The European space industry continues to have an inspiring effect on young people through educational programmes. ESA actively participates in the education and training of a skilled ‘space workforce’, which is needed to implement its space strategy in future. Astronauts inspire children to pursue technical subjects such as science, engineering and maths, helping Europe to remain competitive, creative and innovative.

In 2015, ESA’s Education Programme, in close collaboration with institutional and academic partners, coordinated some 450 teacher training sessions attended by almost 5800 primary and secondary teachers, potentially reaching 174 000 pupils. In a society more and more dominated by social media, young people are also able to ‘participate’ in space missions to the extent that astronauts and space science missions now enjoy a large Twitter following, demonstrated by ESA’s Rosetta mission to a comet, which was the No. 1 global trending topic on Twitter in 2014, with billions of views via social media.

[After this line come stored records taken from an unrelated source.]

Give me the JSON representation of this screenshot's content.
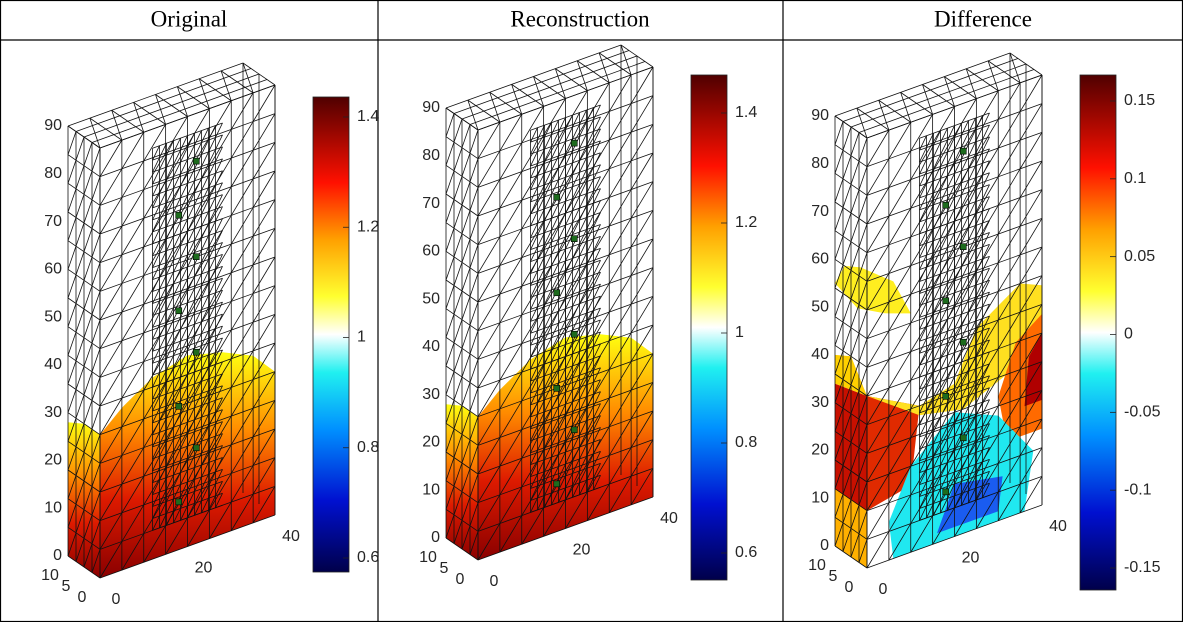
{
  "table": {
    "headers": [
      "Original",
      "Reconstruction",
      "Difference"
    ]
  },
  "panels": [
    {
      "z_ticks": [
        "0",
        "10",
        "20",
        "30",
        "40",
        "50",
        "60",
        "70",
        "80",
        "90"
      ],
      "x_ticks": [
        "0",
        "20",
        "40"
      ],
      "y_ticks": [
        "10",
        "5",
        "0"
      ],
      "colorbar_ticks": [
        "1.4",
        "1.2",
        "1",
        "0.8",
        "0.6"
      ]
    },
    {
      "z_ticks": [
        "0",
        "10",
        "20",
        "30",
        "40",
        "50",
        "60",
        "70",
        "80",
        "90"
      ],
      "x_ticks": [
        "0",
        "20",
        "40"
      ],
      "y_ticks": [
        "10",
        "5",
        "0"
      ],
      "colorbar_ticks": [
        "1.4",
        "1.2",
        "1",
        "0.8",
        "0.6"
      ]
    },
    {
      "z_ticks": [
        "0",
        "10",
        "20",
        "30",
        "40",
        "50",
        "60",
        "70",
        "80",
        "90"
      ],
      "x_ticks": [
        "0",
        "20",
        "40"
      ],
      "y_ticks": [
        "10",
        "5",
        "0"
      ],
      "colorbar_ticks": [
        "0.15",
        "0.1",
        "0.05",
        "0",
        "-0.05",
        "-0.1",
        "-0.15"
      ]
    }
  ]
}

Spin-off activities also form a core aspect of the reach of space activities in Europe. The ESA business incubator centres have about 300 new start-ups under their wings at the moment to help them become viable and successful businesses in Europe, offering high-tech jobs throughout. These incubators are often located in regions in need of redevelopment and over the years they have fostered over 650 start-ups.

The increasing challenges that we face here on Earth highlight the importance of investing in the future and harnessing the advantages that space can offer for technological, environmental, and medical advancement. By doing so, we create profitable businesses and dynamic economies, while contributing to human progress on a global scale.